Well, I made it through the weekend. Saturday night we were lucky to run into neighbours and spent the night talking and drinking with them. It was a good night.
There were no major drama's over the weekend and although there was some conflict Monday night it was ok. Nothing has really developed but I have to say having a discussion about the situation today has really helped. It didn't obviously make me feel any better about things but it was good to say some things out loud and that conversation be with someone who I knew wouldn't tell me what I want to hear.

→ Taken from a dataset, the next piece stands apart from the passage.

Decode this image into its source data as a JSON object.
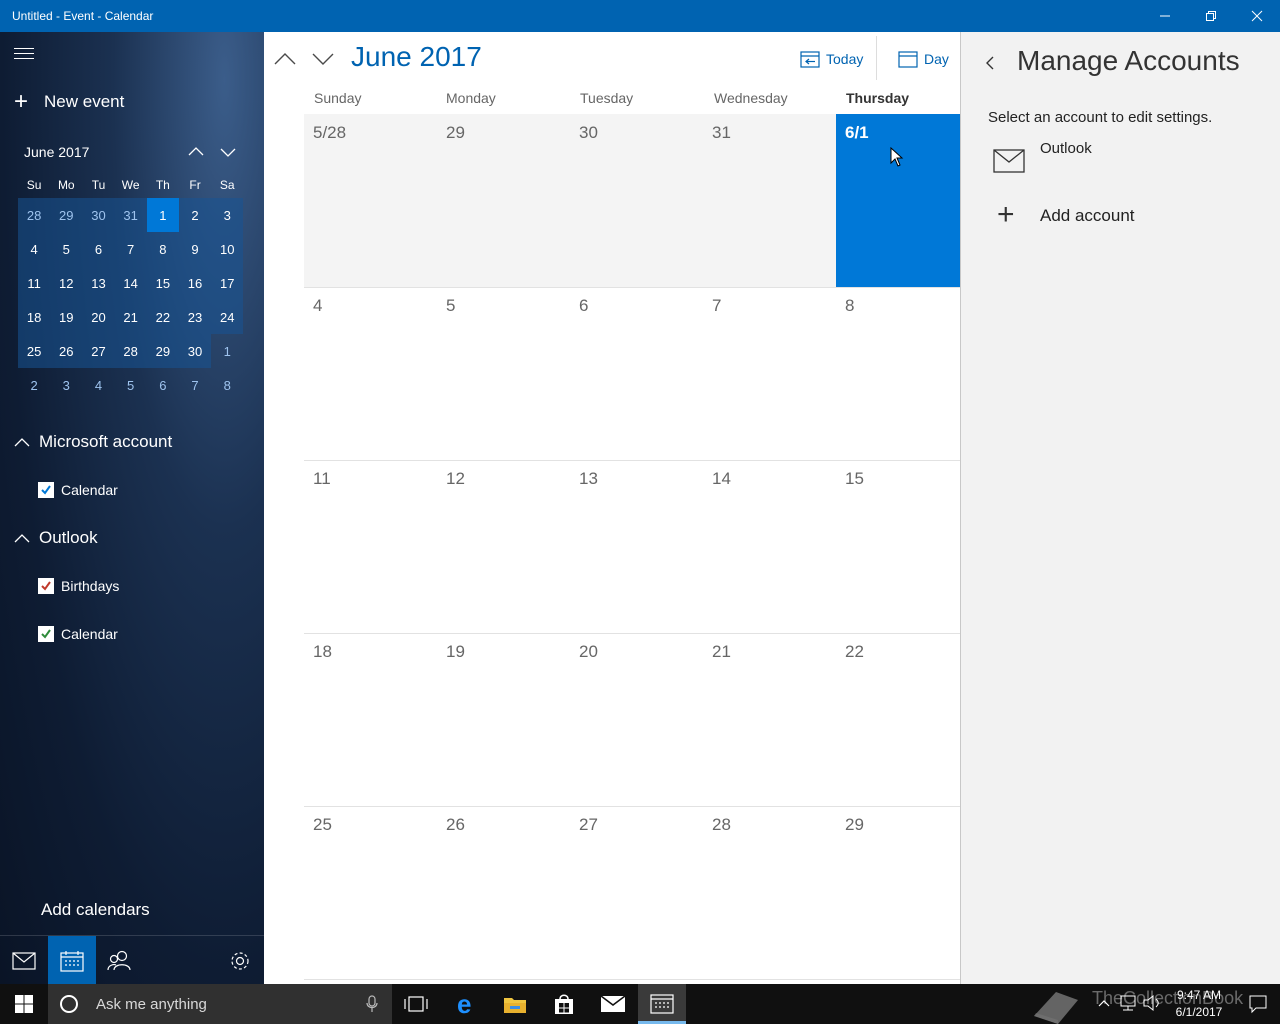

I'm not someone who wants to hear what someone thinks I want to hear. I enjoy talking to someone who is objective and will challenge me where need be. I for one know it takes two even if that isn't intentional. I do know that as cliched as it is there is little to be gained as long as there is no communication. I do realise that the headspace T is in which involves a lot of build up for decades. That is why he isn't willing to see anything other than he is right and isn't really willing to look inside himself because that could result in discovering what he would perceive as a weakness. It is a level of stubbornness I have never seen but that's a lot of walls and there is really only two ways that may change. One would be some big event that impacts on him like nothing else, and the other is time. It could take a year, ten or it may never happen. It's really about growing and at 29 who knows. I am concerned about his mood swings as there is a history of mental health issues in the family, and the swings can be instant. Although it could be depression.
I do think that to some degree we have been together since he was 23 and in some ways he has been protected from a lot of the hard knocks so maybe the only way he can grow is to be alone. I don't know but I am considering all the options and I think I will know when the time is right what it is I need to do. I haven't got to that place where I am ready to give up but I know it will happen. Giving up just goes against everything I believe in terms of a relationship but I will get to a point where I understand that I deserve better. We will see how things go.